Sergius brandit un petit flacon qu'il équilibra entre ses doigts. Avec ses reflets turquoise et dorés, le délicat objet de verre était reconnaissable entre mille. C'était le flacon de Bronwen que Melvine avait trouvé dans sa cellule après que sa consœur lui eût subtilisé la tenue d'équitation qu'elle gardait en souvenir de Tomislav. La Chouette en était convaincue : Sœur Bronwen avait voulu délaisser le monastère, mais le destin en avait voulu autrement. Elle avait rencontré la Bête, l'elfe rôdeur, qui l'avait sauvagement tuée. Si Bronwen avait été vivante, elle serait devenue une apostate, une nonne renégate.

— Rendez-le-moi, exigea Melvine d'un ton si sec qu'elle-même ne le vit pas venir.

Sous la tempête de cheveux du sergent, aucune lueur de malice ; uniquement de l'attente.

— S'il vous plaît, se rattrapa-t-elle. Cela m'appartient.

Sergius leva la fiole, amusé, et l'inspecta de plus près.

— Je vous en prie, éclairez-moi. Qu'est-ce donc ? Pas de la sorcellerie, j'espère ?

— Ne vous moquez pas de moi, messire. Rendez-moi mon flacon.

En le voyant enfouir le petit récipient de verre dans une de ses poches, la Chouette serra les poings et articula avec un calme usé à bout :

— Vous avez fouiné dans mes affaires.

— Touché, ma sœur ! Et je le ferai sans doute régulièrement, maintenant que j'ai découvert quelles curieuses potions vous gardez auprès de vous. Vraiment, Sœur Melvine, je ne vous imaginais pas aussi perfide.

N'importe quelle femme aurait manqué de s'étouffer à cet affront. Bien que la Chouette en eut le souffle coupé, elle se fit violence pour répliquer avec sang froid.

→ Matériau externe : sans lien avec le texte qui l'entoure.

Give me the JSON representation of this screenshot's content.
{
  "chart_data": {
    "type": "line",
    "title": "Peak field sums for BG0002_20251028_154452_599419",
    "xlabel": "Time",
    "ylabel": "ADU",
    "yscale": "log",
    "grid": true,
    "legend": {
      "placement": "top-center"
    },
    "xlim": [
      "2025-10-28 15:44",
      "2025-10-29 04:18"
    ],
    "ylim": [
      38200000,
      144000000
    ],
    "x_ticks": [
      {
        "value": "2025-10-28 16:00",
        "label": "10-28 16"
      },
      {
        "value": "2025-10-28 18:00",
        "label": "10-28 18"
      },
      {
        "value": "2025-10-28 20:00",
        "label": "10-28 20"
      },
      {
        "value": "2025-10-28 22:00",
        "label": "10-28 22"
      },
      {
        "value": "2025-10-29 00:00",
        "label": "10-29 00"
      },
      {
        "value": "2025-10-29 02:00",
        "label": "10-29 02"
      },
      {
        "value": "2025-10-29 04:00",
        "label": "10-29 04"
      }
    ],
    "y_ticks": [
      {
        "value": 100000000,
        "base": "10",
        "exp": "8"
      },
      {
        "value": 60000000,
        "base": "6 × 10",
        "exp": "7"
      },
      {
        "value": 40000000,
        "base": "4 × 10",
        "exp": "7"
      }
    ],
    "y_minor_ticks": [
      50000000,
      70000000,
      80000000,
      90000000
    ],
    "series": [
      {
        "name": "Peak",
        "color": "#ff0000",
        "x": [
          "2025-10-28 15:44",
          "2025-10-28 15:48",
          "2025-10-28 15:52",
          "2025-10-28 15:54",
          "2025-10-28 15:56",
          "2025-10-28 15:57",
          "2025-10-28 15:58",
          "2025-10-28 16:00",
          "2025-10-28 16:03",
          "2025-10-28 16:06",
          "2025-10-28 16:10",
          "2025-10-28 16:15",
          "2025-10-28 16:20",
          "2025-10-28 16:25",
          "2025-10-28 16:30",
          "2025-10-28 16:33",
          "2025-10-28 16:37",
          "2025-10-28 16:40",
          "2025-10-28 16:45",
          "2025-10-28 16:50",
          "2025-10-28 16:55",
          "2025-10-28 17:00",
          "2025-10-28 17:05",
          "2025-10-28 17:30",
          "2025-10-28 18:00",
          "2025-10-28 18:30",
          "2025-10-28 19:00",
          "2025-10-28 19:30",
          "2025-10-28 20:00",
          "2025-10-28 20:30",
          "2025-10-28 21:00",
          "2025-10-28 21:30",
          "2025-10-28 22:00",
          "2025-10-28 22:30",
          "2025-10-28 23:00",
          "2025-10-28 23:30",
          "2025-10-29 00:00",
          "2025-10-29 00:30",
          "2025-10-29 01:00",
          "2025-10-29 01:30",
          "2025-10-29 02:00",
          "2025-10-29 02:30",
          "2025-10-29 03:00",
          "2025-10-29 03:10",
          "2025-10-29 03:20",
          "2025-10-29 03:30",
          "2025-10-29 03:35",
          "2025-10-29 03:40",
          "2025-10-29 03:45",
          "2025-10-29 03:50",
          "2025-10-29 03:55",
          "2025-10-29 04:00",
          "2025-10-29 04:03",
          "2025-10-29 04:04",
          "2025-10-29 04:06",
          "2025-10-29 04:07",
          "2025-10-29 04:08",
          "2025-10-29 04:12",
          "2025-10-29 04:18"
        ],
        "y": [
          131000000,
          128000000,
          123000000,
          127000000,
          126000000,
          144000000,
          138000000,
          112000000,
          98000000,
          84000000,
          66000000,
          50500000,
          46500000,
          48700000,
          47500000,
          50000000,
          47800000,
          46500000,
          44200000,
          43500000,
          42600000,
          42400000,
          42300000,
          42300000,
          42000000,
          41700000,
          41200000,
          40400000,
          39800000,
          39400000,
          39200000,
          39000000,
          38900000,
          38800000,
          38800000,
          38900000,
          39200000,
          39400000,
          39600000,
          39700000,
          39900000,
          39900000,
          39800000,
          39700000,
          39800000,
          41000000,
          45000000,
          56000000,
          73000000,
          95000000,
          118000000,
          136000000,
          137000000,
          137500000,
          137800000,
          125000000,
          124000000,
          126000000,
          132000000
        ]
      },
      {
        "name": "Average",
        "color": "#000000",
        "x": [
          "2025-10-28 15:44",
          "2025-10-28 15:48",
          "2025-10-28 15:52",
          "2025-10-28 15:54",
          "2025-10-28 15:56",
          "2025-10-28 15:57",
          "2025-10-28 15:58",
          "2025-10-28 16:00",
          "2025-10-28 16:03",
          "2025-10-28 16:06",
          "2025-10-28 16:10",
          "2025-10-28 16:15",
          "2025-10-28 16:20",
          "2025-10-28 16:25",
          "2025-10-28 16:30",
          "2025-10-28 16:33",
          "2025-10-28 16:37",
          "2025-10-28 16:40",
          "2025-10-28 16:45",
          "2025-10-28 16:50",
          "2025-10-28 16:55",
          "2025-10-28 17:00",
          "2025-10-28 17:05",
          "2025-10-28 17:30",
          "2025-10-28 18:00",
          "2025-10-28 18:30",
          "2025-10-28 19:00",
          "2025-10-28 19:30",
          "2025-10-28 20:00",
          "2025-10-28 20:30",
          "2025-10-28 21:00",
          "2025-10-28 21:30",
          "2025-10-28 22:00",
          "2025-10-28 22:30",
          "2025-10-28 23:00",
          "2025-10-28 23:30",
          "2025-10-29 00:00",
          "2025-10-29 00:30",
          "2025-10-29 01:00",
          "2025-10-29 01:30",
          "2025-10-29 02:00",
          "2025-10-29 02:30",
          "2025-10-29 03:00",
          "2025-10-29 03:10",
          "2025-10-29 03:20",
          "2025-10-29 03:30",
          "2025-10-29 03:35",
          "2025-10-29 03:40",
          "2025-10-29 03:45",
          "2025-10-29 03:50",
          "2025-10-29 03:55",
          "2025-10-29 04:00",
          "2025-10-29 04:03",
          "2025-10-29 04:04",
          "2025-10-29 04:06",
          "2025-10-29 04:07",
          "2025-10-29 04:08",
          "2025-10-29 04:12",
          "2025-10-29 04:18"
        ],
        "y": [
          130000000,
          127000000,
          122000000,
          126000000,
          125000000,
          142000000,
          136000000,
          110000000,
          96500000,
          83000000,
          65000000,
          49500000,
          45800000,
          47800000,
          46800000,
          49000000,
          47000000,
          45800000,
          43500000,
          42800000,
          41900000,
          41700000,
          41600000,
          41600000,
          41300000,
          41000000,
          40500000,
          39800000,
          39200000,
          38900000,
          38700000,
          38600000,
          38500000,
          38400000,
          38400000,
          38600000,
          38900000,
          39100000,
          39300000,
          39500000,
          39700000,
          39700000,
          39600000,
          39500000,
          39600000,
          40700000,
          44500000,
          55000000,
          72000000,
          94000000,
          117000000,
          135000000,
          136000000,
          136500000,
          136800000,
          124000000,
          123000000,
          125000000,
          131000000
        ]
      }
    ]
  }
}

— Vous me décevez, messire. Je ne mérite pas vos insultes. Je ne sais pas ce que contient cette fiole, mais elle représente pour moi un souvenir du Don'hill que je souhaite conserver. À présent, répondez-moi : quel motif invoquez-vous pour vous justifier ? De quel droit violez-vous l'intimité de mes consœurs et moi ?

Sergius eut l'air surpris par sa réaction, mais recouvra rapidement son apparence peu affectée.

— J'aurai toujours du mal à croire que vous êtes liée à ce pustule de Petrus par le sang. Pardon, pour l'intrusion. J'avais à vous parler. Comme vous avez tardé, je me suis permis quelques libertés. Vous comprendrez très vite, ne vous en faites pas.

Il farfouilla dans sa manche et sortit quatre enveloppes froissées qu'il déplia une à une. Melvine s'approcha avec précaution. Les enveloppes étaient tamponnées à la cire rouge, sauf que les sceaux avaient été brisés.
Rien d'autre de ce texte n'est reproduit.